A common use case for reshaping an array (or a tensor if you’re working in one of the deep learning frameworks) is flattening the output of the last convolutional layer in an image classifier so that you can send it to a linear layer. Fortunately, TensorFlow and PyTorch both have a top-level reshape() function with the same API as NumPy.

Say you have a tensor with shape (batch_size, n_row, n_col, n_features) and you want it to have shape (batch_size, n_row * n_col * n_features).

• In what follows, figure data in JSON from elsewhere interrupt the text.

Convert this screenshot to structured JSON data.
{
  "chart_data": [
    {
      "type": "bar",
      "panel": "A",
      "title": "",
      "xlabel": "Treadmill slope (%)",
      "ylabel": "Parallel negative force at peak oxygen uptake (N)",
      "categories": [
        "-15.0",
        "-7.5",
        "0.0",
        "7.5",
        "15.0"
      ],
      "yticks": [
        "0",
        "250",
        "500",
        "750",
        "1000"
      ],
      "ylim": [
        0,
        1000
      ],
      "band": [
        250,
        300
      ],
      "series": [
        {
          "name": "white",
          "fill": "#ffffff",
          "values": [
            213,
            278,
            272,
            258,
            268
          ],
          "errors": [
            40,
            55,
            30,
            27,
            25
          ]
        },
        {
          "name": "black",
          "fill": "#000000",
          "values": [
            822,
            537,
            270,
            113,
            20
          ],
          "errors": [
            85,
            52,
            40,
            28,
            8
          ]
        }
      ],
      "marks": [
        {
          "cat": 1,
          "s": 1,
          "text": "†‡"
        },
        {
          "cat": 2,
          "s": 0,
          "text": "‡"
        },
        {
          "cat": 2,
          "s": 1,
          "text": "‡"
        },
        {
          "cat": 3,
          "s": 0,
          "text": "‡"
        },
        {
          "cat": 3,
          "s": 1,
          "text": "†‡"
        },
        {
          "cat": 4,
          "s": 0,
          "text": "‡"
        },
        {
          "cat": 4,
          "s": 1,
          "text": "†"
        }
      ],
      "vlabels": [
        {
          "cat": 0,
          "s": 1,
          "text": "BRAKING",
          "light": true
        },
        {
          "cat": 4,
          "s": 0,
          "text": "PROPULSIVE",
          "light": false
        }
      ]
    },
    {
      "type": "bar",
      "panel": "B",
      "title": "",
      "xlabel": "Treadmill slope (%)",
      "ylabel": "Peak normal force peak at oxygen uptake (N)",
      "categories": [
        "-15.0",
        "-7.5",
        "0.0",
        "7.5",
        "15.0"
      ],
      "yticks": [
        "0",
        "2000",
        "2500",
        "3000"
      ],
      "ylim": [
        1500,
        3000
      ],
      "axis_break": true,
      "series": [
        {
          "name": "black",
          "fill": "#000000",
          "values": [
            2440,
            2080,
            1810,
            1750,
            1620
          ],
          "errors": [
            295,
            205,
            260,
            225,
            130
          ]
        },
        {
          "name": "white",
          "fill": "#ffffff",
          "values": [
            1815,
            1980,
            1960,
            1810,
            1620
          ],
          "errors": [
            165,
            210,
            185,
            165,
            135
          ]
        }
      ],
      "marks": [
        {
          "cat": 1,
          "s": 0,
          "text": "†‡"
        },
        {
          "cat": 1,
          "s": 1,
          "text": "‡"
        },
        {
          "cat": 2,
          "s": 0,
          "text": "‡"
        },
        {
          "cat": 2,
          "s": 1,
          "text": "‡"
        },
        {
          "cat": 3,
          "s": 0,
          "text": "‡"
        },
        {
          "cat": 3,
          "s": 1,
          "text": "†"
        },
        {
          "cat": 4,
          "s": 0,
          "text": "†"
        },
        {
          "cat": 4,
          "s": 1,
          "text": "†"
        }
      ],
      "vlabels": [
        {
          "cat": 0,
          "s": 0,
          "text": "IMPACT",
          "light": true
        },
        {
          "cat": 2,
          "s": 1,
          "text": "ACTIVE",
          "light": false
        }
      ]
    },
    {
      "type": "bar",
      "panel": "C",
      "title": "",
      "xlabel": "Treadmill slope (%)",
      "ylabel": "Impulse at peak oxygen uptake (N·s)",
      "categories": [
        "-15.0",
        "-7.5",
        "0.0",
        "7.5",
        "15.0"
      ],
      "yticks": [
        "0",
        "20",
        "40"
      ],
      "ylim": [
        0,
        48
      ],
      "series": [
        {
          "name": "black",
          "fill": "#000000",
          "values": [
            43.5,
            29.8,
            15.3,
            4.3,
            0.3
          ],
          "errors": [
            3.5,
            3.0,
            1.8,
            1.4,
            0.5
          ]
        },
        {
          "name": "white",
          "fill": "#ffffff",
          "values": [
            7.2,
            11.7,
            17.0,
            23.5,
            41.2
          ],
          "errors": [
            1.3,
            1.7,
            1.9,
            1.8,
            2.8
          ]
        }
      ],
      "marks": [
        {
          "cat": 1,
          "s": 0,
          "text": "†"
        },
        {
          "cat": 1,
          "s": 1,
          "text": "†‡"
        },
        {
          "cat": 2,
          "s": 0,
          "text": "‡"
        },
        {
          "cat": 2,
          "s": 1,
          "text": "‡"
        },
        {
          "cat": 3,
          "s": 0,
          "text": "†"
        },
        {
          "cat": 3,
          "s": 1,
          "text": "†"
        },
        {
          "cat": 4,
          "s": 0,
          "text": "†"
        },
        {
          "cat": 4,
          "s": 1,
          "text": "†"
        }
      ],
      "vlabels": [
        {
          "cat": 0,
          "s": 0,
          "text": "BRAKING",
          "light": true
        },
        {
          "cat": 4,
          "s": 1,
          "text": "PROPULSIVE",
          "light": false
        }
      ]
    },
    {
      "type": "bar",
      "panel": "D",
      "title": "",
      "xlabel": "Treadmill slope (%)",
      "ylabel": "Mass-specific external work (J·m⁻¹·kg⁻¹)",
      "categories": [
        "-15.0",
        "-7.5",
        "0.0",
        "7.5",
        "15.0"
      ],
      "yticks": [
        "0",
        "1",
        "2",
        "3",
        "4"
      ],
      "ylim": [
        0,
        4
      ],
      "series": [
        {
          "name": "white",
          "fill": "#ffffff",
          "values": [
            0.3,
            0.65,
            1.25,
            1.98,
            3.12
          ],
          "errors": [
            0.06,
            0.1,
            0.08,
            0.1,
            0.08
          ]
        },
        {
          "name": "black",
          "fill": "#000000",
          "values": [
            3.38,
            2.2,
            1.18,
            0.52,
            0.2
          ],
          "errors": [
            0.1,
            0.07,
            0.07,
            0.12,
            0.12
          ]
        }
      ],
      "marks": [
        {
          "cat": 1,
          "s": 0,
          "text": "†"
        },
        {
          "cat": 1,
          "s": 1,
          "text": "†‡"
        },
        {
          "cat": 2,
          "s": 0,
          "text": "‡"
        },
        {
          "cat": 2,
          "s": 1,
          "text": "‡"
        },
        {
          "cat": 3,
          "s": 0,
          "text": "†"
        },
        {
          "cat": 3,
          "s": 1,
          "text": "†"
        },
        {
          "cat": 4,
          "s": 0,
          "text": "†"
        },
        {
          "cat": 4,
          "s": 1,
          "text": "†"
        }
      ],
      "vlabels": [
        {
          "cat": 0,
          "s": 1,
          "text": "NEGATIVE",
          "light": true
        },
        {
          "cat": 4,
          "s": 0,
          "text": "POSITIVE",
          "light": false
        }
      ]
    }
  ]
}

Just use the reshape operation:

import torch

x = torch.randn((4, 10, 10, 3))
torch.reshape(x, (4, -1)).shape

# Expected result
# torch.Size([4, 300])

The code is almost identical in TensorFlow. Keras also provides Reshape and Flatten layers in case you don’t want to mess with the actual operation.

Notes

Ok, this is not strictly true. The actual rule is: the order will be whatever you specify, which defaults to order='C', which means “C-like” order a.k.a. row-major order. If you have a very good reason to change the array ordering in NumPy, then do so carefully. Otherwise, avoid it. The TensorFlow and PyTorch reshape operations (tf.reshape() and torch.reshape() respectively) don’t expose this parameter. In NumPy, I follow this convention and ignore it.
More generally, the last index changes the fastest. Since a matrix has shape (n_rows, n_cols), the columns change first. If you have an array with shape (a, b, c), the c axis will change first, followed by b then a.
The use of -1 to mean “unknown size” is a bit of overloading. Typically, in the context of slicing and indexing, -1 means “the last element”.